Throughout the course of the NCA investigation cannabis farms linked to the network were found in Tipton, Coventry and Edgbaston in the West Midlands, Derby, Hartlepool, East Ham in London and Gatley in Cheshire. Harvested cannabis was recovered from a further property in Hall Green, Birmingham.
Nguyen and Tran would both plead guilty to conspiring to produce cannabis, but the others denied the charge. All six denied charges of trafficking for exploitation, but on Monday 24 February, following a seven-week trial at Birmingham Crown Court, all six men were found guilty of all charges.
Today, Friday 4 July, Nguyen was jailed for 15 years, Dinh got 14 years, Tran was sentenced to 11-and-half years, Nawaz 12 years, while Hussain and Akhtar got 10 and 10-and-a-half years respectively.
Meanwhile in a separate hearing at the same court two other members of a second organised crime group were also today sentenced.

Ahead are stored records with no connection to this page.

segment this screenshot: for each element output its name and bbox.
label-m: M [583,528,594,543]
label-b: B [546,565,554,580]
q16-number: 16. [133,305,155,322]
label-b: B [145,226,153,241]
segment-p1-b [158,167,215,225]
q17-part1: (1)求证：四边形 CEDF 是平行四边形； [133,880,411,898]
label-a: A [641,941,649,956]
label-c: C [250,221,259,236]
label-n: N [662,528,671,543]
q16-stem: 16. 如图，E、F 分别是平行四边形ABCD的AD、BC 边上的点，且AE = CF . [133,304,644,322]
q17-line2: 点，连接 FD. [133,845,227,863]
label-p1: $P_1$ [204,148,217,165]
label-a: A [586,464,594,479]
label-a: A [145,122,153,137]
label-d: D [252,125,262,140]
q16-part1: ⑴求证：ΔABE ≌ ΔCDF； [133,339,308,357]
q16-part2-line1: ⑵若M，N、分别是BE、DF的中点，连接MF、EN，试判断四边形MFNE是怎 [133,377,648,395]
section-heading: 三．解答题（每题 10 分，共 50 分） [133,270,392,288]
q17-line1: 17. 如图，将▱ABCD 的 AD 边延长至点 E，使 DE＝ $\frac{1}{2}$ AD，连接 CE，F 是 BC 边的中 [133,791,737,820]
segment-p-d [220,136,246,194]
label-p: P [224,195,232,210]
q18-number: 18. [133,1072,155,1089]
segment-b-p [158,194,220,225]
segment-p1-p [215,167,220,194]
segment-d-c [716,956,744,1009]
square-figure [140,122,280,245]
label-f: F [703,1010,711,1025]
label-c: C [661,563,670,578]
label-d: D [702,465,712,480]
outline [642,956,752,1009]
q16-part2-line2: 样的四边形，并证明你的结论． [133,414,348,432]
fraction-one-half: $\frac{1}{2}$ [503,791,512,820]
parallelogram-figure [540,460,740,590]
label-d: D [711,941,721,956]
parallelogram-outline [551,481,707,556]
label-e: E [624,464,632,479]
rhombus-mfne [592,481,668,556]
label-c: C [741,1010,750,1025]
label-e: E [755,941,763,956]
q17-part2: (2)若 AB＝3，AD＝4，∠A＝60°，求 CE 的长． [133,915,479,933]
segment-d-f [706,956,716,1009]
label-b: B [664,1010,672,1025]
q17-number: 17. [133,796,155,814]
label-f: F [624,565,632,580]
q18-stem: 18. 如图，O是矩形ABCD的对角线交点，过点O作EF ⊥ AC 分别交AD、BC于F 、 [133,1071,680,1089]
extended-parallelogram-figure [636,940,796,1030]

Roman Le, aged 37, from Birmingham, headed a gang who operated at least eight farms in residential and commercial properties, as well as a storage facility housing both equipment and harvested cannabis.
Le sourced the properties by posing as property developer, buying or renting them. In some cases scaffolding was put up around the buildings, making it look like renovation work was taking place, to disguise the real use.
Le worked with co-defendants Yihao Feng, aged 29, from Manchester, and David Qayumi, aged 36, from Birmingham, to source and operate the properties.
Among them were a disused nightclub in Coventry, a former public house in Birmingham, and an old hotel in Lancashire. Overall the farms were capable of making millions of pounds worth of cannabis.
Qayumi posed as a businessman, working with Le to buy, rent or sub-let the properties, while Feng acted as an ‘operations manager’ for the group, making sure the factories kept working and that what was happening inside was kept a secret.
Many of the farms were staffed by Vietnamese or Albanian illegal migrants, some of whom were likely being exploited because of their immigration status.
Today, a judge handed Feng a sentence of three-years-and-two-months in prison, Qayumi got three-years-and-four-months. Le will be sentenced on 30 July.
NCA Branch Commander Kevin Broadhead said:
“Today’s sentencing hearings are the culmination of two major NCA investigations into significant organised criminality impacting on people and communities across the Midlands and beyond.
“These gangs were involved in drug production on an industrial scale, often exploiting migrants who had been smuggled or trafficked into the UK for the sole purpose of being put to work, or who were working to pay off debts.
“The men sentenced today didn’t care that these migrants were brought to the UK in incredibly dangerous ways in lorries or in boats and were then made to live in degrading conditions, often under the threat of violence. They just saw them as a way to make money.
“Tackling organised immigration crime is a priority for the NCA, and it is cases like this that demonstrate exactly why.
“The sentences handed out today should serves as a warning, the NCA is determined to target, disrupt and dismantle the criminal gangs involved, and we will use all the powers at our disposal to do so.”
Lauren Doshi of the Crown Prosecution Service said:
“These defendants make use of vulnerable people who are driven by poverty to seek to work illegally in the UK. They were forced to involve themselves in the production of cannabis in order to repay debts incurred in Vietnam as well as the cost of their travel to the UK. They were forced to live in squalid conditions with threats made to their lives and those of their families should they fail to comply with the conspirators demands.
“The CPS is continuing to work with law enforcement partners to discourage, disrupt and dismantle this exploitative trade through prosecutions and cross-border collaboration.”
The NCA investigations were supported by West Midlands, Cleveland, Derbyshire, Lancashire, Humberside and Metropolitan Police forces, as well as the Crown Prosecution Service and Home Office Immigration Enforcement.